"Nous sommes décidés à stopper ce phénomène qui nous inquiète réellement", affirme à l'AFP la ministre adjointe de l'Intérieur, Rovena Voda, particulièrement préoccupée par la question des mineurs isolés.
L'Albanie est une nation d'émigration massive avec une diaspora communément évaluée à 1,2 million de personnes. Le salaire moyen y est de 340 euros et le chômage touche un tiers des jeunes.
Selon une récente étude Gallup, 56% des Albanais veulent émigrer si une possibilité se présente.
D'après Eurostat, en 2016, 28.925 Albanais ont demandé asile dans différents pays de l'UE, un chiffre particulièrement important pour une population de 2,9 millions d'habitants.
Cela place l'Albanie, candidate à l'adhésion à l'Union européenne, en haut de classement avec des pays comme la Syrie, l'Afganistan, le Pakistan, l'Iran ou encore l'Erythrée.
Avec deux destinations de prédilection: l'Allemagne et surtout la France, selon Aida Hajnaj, directrice de la police aux frontières et de la migration. Les trois quarts des demandes d'asile albanaises se font désormais dans ce pays, a récemment dit le ministre français de l'Intérieur, Gérard Collomb, évoquant un "problème fondamental".

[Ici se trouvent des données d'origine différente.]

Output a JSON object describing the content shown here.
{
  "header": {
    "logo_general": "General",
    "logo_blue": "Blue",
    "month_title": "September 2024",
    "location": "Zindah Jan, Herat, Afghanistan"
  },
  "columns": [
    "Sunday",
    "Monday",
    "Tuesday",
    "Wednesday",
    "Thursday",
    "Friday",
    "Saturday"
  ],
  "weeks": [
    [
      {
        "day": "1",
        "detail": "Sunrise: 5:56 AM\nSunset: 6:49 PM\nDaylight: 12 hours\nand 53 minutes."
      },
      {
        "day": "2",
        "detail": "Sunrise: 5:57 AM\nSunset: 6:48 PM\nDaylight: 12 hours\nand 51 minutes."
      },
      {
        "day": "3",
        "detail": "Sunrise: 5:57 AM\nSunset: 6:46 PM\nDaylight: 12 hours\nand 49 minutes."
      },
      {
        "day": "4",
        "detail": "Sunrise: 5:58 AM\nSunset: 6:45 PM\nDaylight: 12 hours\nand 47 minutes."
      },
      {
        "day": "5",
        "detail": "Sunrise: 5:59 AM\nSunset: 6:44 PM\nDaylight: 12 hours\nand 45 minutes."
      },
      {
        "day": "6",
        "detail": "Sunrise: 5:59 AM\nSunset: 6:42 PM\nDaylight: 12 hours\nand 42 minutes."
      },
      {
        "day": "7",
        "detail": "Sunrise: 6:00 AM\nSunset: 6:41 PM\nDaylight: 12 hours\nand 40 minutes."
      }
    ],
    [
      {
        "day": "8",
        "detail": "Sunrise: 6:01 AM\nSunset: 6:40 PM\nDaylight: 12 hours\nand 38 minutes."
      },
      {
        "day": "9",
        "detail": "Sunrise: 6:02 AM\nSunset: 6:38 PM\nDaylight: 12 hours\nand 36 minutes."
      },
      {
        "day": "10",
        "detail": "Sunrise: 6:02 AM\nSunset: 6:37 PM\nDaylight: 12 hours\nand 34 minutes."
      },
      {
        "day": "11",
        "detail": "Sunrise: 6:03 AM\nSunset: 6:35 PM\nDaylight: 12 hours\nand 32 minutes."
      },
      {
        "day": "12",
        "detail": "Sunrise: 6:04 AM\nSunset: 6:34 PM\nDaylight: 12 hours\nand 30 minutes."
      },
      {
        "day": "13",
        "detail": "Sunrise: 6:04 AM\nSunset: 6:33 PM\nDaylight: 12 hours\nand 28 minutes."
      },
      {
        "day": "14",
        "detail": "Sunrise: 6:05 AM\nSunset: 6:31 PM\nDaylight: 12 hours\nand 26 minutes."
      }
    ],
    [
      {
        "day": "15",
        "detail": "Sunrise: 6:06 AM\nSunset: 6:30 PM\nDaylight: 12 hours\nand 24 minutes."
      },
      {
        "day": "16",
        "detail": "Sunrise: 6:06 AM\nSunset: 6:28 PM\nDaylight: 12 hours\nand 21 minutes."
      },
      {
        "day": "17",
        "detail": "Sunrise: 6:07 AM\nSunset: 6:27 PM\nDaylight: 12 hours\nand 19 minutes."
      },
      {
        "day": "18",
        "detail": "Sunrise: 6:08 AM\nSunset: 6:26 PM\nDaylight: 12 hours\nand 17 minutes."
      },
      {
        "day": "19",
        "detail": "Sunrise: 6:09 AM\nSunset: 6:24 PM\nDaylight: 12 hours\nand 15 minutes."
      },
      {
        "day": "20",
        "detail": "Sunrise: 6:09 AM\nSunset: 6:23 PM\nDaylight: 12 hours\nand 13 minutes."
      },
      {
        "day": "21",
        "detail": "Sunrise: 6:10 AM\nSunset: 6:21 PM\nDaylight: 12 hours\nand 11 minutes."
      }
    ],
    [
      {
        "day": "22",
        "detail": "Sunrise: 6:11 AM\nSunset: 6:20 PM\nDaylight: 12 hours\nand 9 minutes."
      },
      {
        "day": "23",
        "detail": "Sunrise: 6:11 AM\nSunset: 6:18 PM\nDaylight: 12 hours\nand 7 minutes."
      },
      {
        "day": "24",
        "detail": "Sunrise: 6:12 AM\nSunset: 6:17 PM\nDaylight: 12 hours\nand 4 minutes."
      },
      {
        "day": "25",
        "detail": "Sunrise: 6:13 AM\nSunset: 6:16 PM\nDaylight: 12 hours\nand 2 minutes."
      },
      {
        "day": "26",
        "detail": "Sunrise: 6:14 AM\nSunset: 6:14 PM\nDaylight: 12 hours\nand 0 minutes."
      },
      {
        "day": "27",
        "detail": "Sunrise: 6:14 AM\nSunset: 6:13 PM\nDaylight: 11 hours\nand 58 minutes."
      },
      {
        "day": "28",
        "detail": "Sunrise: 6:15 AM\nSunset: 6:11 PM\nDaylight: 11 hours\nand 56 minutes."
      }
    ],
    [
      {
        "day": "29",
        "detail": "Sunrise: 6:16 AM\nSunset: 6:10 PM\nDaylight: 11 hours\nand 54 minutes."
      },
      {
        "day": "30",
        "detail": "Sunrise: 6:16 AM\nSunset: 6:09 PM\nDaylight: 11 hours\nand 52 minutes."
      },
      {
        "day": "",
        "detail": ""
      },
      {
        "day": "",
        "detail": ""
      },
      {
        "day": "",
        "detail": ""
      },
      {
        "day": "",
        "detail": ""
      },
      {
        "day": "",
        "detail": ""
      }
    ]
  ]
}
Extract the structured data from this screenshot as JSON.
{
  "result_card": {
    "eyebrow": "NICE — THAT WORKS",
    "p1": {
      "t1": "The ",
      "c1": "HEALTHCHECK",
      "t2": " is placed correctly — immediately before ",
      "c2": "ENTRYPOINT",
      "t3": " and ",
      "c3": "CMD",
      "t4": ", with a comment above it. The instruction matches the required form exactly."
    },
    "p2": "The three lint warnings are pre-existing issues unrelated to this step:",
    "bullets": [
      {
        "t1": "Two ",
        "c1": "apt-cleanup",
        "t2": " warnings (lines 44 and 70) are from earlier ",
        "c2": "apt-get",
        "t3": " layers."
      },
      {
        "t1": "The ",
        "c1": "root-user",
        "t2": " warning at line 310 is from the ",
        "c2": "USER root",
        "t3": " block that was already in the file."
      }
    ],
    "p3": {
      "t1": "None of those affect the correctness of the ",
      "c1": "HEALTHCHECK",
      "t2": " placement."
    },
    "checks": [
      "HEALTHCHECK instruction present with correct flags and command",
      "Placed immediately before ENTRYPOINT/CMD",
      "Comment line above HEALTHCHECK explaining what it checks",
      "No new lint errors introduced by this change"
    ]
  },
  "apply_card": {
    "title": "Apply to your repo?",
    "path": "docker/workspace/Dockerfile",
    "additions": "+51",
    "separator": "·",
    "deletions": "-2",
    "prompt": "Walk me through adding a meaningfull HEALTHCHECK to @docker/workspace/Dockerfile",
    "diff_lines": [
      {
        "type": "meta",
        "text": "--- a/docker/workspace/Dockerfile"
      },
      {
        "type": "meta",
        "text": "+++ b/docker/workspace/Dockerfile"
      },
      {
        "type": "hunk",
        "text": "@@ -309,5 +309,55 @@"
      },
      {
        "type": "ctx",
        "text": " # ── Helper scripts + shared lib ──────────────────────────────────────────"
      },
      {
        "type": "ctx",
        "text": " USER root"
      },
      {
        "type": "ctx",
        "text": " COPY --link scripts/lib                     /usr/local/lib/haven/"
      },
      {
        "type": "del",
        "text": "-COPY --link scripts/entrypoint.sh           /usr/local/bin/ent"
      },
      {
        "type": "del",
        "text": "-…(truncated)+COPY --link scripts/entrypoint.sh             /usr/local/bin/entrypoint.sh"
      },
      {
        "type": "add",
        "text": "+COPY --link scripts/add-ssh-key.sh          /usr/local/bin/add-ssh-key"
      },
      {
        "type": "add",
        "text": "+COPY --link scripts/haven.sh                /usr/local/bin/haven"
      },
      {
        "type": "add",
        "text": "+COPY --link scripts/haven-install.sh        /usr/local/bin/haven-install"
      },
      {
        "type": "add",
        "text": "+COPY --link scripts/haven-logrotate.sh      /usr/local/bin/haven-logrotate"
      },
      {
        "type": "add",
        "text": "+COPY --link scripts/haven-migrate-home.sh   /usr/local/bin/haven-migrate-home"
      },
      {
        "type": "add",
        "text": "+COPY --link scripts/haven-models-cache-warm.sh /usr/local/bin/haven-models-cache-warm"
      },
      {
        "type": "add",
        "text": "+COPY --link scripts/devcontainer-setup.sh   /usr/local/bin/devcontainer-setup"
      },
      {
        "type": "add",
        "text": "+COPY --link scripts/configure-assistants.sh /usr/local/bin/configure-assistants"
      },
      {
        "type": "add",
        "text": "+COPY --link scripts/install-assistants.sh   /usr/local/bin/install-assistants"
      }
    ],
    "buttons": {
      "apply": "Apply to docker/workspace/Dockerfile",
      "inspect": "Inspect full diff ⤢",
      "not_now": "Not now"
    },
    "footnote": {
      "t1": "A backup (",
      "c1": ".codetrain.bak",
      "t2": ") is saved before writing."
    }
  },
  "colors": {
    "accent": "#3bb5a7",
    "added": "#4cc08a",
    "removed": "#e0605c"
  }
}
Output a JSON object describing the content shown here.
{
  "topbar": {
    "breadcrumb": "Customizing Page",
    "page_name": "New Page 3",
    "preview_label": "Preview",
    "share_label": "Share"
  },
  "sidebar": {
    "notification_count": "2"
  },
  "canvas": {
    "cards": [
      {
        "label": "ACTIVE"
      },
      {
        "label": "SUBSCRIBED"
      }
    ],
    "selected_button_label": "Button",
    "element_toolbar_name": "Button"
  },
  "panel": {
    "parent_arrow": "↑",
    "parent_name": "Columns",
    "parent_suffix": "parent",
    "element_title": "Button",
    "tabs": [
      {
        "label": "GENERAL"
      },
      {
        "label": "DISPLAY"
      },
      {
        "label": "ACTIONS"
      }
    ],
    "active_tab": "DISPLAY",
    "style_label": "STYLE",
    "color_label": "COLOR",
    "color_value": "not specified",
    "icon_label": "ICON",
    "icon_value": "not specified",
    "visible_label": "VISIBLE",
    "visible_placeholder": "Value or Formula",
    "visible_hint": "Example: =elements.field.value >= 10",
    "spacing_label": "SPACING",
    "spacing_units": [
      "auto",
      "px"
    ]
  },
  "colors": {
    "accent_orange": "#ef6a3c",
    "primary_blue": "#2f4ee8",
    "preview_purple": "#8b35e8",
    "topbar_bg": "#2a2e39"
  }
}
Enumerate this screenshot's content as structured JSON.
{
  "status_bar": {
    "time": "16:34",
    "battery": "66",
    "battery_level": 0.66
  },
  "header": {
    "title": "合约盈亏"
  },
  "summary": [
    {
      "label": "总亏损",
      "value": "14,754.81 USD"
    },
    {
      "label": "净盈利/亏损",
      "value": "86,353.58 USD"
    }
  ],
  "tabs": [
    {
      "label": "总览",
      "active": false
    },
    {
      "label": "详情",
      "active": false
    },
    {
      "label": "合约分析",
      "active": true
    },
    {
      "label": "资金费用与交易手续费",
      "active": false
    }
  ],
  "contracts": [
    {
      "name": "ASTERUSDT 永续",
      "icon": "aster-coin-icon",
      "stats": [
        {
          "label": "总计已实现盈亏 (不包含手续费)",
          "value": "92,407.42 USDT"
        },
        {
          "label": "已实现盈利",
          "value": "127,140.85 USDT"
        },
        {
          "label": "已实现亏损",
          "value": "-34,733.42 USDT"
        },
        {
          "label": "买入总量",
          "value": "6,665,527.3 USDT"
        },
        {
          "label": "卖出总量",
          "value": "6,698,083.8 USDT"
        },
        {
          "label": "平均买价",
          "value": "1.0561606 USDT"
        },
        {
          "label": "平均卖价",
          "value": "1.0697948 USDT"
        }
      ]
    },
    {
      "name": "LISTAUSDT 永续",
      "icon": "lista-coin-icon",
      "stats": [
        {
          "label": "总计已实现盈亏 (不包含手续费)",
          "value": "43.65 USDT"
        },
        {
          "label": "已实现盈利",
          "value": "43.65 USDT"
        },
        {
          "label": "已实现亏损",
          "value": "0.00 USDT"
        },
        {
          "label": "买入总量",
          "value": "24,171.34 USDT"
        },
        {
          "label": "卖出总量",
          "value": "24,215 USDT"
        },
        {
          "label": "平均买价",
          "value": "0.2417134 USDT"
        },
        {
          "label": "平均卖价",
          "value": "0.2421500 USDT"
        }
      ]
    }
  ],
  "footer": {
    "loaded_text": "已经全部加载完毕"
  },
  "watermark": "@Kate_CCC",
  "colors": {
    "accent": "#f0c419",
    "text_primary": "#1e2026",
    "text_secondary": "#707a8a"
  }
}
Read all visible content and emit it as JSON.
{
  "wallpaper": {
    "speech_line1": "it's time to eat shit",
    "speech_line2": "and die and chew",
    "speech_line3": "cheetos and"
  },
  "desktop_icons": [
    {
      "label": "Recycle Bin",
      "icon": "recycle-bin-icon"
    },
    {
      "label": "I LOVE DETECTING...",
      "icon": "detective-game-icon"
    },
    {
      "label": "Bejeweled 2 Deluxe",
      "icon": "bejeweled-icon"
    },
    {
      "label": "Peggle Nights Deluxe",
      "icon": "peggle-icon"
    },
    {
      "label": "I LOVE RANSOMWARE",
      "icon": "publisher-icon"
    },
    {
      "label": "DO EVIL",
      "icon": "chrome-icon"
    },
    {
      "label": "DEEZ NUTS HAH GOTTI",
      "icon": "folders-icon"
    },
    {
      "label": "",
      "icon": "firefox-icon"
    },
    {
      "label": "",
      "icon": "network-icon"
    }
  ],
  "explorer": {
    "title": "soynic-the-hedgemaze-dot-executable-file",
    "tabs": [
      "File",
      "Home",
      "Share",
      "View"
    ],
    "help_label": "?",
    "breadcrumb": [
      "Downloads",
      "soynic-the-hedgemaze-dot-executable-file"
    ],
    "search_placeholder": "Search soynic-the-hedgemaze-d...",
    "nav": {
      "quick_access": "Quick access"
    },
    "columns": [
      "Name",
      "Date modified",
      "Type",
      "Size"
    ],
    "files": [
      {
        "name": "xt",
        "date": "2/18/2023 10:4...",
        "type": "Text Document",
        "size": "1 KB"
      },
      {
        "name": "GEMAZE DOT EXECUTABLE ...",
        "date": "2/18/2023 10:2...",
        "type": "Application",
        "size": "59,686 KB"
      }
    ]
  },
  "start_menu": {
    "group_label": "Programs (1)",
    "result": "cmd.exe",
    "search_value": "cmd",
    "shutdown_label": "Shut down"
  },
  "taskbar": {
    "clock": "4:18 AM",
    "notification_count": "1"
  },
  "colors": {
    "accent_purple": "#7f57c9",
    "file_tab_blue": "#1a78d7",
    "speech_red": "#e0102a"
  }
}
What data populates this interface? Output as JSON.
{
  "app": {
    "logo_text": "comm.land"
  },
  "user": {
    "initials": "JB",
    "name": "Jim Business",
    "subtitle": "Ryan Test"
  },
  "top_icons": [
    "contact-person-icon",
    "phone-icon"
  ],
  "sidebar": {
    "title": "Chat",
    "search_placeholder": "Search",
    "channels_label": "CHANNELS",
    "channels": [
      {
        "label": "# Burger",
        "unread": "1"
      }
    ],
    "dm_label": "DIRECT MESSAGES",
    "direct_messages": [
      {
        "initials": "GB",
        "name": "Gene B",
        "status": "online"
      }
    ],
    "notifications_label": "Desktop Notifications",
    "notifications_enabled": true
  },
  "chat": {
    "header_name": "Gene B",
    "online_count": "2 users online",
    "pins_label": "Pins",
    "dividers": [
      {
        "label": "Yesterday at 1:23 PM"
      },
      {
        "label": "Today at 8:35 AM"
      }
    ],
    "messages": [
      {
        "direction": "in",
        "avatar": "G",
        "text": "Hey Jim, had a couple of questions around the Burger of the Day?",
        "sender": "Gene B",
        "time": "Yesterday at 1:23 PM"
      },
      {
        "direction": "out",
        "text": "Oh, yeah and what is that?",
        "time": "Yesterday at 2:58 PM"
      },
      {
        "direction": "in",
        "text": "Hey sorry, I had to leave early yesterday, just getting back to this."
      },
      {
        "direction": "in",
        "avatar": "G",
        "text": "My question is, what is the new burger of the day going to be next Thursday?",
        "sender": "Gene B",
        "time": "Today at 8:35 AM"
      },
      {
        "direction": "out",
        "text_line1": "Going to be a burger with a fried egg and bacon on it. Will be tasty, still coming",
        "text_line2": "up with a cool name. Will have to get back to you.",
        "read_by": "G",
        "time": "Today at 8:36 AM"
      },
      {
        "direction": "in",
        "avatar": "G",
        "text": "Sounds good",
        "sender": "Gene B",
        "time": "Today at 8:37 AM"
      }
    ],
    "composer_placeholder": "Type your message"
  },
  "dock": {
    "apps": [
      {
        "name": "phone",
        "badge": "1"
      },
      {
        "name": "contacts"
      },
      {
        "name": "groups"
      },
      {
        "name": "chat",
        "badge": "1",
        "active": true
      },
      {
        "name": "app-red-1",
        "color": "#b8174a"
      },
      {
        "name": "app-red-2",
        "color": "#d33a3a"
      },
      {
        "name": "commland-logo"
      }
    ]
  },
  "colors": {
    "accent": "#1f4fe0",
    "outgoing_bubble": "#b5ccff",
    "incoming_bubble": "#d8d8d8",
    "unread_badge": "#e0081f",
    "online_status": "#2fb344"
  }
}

Avec 7.432 dossiers enregistrés par les autorités françaises en 2016 (pour 2.040 expulsions), le phénomène a doublé sur un an et une grande partie des capacités d'hébergement est occupée par des Albanais aux dépens des ressortissants des pays en guerre. Et il semble même s'être accéléré puisque sur la première moitié de l'année environ, "4.208 ressortissants albanais ont encore demandé asile en France", reconnaît Aida Hajnaj.
'Plan d'action'
Une incongruité apparente puisque les Albanais viennent d'un pays considéré comme sûr par les autorités françaises. Mais tant que leur demande n'a pas été rejetée, ils sont pris en charge. Or, selon des sources policières albanaises, la France a un atout de taille aux yeux de ces candidats au départ: la lenteur de ses procédures. Le délai avant un rejet peut atteindre un an, parfois exploité pour tenter de passer en Angleterre.
La menace brandie par Paris et Berlin de rétablir les visas pour les Albanais, n'est sans doute pas pour rien dans la réaction albanaise. Le ministre de l'Intérieur Ditmir Bushati a rencontré fin juillet Gérard Collomb.
Selon Rovena Voda, Tirana a présenté à la France "un plan d'action visant à obtenir d'ici trois mois des résultats concrets en matière de lutte contre l'immigration irrégulière".
Sont prévus un renforcement des contrôles au départ, afin notamment de lutter plus efficacement contre l'émigration des mineurs isolés. Autre axe, un renforcement de la répression des réseaux criminels d'immigration.
Les policiers albanais "sont en train d'enquêter sur des agences, des cabinets d'avocat, des associations ou des maires qui fournissent de faux papiers aux candidats à l'exil", assure Rovena Voda.
Rêves d'ailleurs
Des sources policières expliquent que pour tenter de démontrer que leur vie est en danger, des candidats à l'exil n'hésitent pas à placer des explosifs sous leurs voitures ou devant leurs appartements. Une manière d'accréditer l'histoire qu'ils serviront: ils sont des victimes potentielles de la "Gjakmarrja", la vendetta albanaise, un phénomène en forte diminution.
Des conflits d'ordre foncier, des discriminations liées à l'orientation sexuelle, ou des violences intrafamiliales sont aussi parfois avancés.
Souvent, ce sont les parents eux-mêmes qui organisent l'exil de leurs enfants. En 2016, plus de 500 mineurs isolés ont été enregistrés en France, notamment dans l'est.
Mais ces parents "qui pensaient envoyer leurs enfants vers un avenir meilleur (...) ne se rendent pas compte qu'un certain nombre tombe dans les filets de trafiquants d'êtres humains qui les forcent à la prostitution et à la mendicité", dit à l'AFP Alain Bouchon qui dirige une association à Bourg-en-Bresse, dans l'est de la France.
Pour contrer ce phénomène, outre une attention accrue portée aux départs, les autorités albanaises ont désormais "engagé la responsabilité pénale" des parents. En mai, une mère de 44 ans, Miranda Loçka, a été condamnée à quatre mois de prison (transformés en 18 mois de mise à l'épreuve) pour avoir envoyé ses quatre enfants en Allemagne.